During the statewide firearms bear season, that means taking it to a check station manned by commission personnel. But outside of those four days in the archery, muzzleloader and extended seasons, hunters must call the closest commission regional office and have the bear checked in the field by a game warden.
That worked fine in years gone by, said Matthew Schnupp, director of the commission’s bureau of wildlife management. Indeed, it’s why the agency’s bear management program is regarded highly.
“That’s a data-driven program, no doubt about it, one of the best in the nation, because we have the data that we have,” Schnupp said. “All of the decisions, and all of the confidence with that, is based solely on the hard, fast data that we collect.”
But this year the commission struggled to keep up with checking bears.
Hunters took just 1,611 — a little more than a third of the total — in the regular season, when check stations were open for business.
That left game wardens, some covering multiple districts across two counties, scrambling to check the rest while also handling their other duties.
Commission president Tim Layton of Somerset County said things didn’t always work out. At best, hunters were sometimes left waiting a long time until someone got to them. In one extreme case, he said, a hunter said his bear spoiled while he waited.
Such problems aren’t good for anyone, he said. So he wondered if a change might be in order.
“The question is this, I guess: Do we need to check every bear?” Layton said. “And if we do, we’ve got to find a more efficient way to do it.”

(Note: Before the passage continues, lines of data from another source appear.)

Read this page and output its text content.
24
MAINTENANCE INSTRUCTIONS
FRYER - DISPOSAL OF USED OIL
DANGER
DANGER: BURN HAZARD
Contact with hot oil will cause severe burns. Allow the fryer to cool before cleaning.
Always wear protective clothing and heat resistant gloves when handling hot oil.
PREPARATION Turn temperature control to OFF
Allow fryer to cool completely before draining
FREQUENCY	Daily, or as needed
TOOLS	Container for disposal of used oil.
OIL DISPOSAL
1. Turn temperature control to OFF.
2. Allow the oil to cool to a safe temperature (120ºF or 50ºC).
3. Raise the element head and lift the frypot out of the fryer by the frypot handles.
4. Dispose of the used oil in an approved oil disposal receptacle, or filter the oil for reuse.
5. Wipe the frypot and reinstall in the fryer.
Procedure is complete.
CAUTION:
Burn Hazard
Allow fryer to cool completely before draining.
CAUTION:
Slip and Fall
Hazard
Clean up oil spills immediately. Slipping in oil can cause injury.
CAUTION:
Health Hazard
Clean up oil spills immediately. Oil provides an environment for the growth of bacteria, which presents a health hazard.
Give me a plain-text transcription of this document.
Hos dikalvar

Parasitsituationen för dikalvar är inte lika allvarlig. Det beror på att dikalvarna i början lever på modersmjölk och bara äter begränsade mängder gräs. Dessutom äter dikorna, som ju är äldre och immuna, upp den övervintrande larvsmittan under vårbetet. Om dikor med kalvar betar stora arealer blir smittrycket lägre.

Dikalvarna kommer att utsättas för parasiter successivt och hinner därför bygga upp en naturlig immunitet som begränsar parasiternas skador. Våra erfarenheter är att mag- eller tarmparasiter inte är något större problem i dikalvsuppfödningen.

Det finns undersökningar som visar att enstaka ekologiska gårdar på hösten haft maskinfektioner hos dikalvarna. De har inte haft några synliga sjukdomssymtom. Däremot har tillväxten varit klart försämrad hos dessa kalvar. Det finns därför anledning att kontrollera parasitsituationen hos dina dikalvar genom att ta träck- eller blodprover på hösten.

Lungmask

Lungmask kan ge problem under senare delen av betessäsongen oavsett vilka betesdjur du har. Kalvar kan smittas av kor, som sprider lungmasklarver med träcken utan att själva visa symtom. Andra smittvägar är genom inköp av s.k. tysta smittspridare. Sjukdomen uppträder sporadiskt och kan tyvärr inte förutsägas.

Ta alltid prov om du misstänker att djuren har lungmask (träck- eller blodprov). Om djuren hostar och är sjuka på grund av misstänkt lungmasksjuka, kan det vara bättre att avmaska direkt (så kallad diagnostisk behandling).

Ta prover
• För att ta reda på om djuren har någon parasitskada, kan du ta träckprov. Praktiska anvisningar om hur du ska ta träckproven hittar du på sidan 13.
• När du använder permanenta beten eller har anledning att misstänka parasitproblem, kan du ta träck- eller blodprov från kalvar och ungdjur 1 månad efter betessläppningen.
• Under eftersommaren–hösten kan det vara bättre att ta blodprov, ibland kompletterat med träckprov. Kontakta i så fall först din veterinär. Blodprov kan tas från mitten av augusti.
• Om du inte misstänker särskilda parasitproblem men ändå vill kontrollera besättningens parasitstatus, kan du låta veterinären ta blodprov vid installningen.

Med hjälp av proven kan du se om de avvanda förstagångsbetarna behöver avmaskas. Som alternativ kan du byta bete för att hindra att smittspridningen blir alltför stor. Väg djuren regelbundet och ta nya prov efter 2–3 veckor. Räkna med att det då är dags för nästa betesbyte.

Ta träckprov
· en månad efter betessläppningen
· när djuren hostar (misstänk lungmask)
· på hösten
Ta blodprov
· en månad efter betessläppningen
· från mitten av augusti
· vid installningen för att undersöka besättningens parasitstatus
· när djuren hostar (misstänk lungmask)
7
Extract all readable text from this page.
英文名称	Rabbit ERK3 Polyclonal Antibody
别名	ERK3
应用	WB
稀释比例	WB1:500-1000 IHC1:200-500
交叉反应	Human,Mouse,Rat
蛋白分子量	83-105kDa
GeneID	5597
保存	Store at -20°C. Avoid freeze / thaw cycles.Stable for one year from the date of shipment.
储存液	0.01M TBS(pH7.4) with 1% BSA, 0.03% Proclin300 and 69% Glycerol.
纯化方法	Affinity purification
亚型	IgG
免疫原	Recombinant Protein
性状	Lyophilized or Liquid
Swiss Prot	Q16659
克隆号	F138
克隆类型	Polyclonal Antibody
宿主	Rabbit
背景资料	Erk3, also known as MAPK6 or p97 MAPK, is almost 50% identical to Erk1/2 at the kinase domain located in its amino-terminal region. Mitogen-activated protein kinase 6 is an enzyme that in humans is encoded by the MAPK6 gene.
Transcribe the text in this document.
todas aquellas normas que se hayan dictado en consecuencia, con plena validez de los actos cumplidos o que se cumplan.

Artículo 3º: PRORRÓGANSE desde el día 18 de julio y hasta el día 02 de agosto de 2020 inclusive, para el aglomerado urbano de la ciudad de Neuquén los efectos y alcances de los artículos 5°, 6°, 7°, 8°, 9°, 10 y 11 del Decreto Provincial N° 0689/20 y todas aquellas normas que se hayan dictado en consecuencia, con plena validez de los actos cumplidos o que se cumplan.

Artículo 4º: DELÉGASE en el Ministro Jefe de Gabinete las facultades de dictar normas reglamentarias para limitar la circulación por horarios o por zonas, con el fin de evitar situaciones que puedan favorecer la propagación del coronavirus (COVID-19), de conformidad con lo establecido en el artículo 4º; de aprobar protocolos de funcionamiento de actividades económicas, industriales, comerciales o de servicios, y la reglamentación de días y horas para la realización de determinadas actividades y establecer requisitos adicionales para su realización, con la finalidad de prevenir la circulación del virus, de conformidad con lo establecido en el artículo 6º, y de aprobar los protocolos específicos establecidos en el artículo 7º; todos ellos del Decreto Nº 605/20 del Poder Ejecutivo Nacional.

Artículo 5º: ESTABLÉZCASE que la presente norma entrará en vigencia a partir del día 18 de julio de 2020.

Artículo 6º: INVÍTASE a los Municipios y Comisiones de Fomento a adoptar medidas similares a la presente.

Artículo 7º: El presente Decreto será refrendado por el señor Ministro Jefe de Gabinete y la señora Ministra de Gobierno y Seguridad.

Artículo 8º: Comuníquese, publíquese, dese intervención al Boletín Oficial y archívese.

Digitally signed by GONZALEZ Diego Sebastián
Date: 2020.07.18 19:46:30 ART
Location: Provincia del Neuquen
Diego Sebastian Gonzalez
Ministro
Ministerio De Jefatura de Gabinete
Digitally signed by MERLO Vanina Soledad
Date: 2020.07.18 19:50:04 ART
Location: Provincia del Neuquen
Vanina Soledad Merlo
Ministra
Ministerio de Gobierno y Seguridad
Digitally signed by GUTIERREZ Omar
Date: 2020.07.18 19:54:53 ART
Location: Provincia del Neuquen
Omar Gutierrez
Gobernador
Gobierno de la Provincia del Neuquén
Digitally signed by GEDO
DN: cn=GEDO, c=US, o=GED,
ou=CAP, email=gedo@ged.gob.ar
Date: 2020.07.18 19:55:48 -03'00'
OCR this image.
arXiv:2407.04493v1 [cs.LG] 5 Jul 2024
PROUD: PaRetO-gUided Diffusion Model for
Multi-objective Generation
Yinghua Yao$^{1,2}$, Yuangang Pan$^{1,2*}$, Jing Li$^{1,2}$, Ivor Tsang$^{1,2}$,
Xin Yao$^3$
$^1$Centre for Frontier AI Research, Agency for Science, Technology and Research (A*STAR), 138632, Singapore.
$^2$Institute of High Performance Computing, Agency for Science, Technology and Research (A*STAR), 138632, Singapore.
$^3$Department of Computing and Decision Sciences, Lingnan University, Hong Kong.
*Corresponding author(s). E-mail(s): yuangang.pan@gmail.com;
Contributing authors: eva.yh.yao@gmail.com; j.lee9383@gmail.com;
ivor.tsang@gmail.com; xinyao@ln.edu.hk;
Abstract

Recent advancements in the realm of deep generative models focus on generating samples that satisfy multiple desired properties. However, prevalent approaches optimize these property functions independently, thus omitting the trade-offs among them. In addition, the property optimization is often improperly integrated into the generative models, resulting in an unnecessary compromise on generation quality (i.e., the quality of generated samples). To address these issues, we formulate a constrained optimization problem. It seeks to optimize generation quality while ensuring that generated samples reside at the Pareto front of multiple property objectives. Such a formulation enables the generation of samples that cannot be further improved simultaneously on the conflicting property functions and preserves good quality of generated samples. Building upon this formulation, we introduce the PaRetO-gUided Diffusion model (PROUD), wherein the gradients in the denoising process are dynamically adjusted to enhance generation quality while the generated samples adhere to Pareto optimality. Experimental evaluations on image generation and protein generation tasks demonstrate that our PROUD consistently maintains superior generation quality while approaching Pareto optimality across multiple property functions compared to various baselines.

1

Schnupp agreed and said changes probably are coming.
For starters, a new bear biologist is coming on board. Longtime biologist Mark Ternent took another position, as a regional biologist for the northcentral region.
The agency also is hiring, on a three-year, temporary basis, a biologist affiliated with the University of Wyoming. That person will look at how the commission is monitoring bears and suggest where improvements might be made.
But how long it will take to put a new system in place remains uncertain.
Layton said he’d like that to happen by this coming fall.
Schnupp, though, said that’s probably too aggressive a timetable.
The existing bear-check rule, though cumbersome this past year, still largely works, he said. He doesn’t want to turn his back on that without something equally good at collecting data ready to go in its place.
The commission’s slate of bear-hunting seasons has some “buffer” built into it to account for potential overharvest, he said. But it’s not as big as those for some other species.
And, he added, he doesn’t want to test those limits just yet.
“I’m not comfortable making any changes with it until after I feel comfortable that, moving forward, I can sit at the table and say we’ve got the same degree of certainty that got us to where we are,” he said.
But the commission can and will figure something out, he said. Even if it takes a bit of time.
“I think we can get that,” Schnupp said. “I think we can change some things and make that work better for everybody.”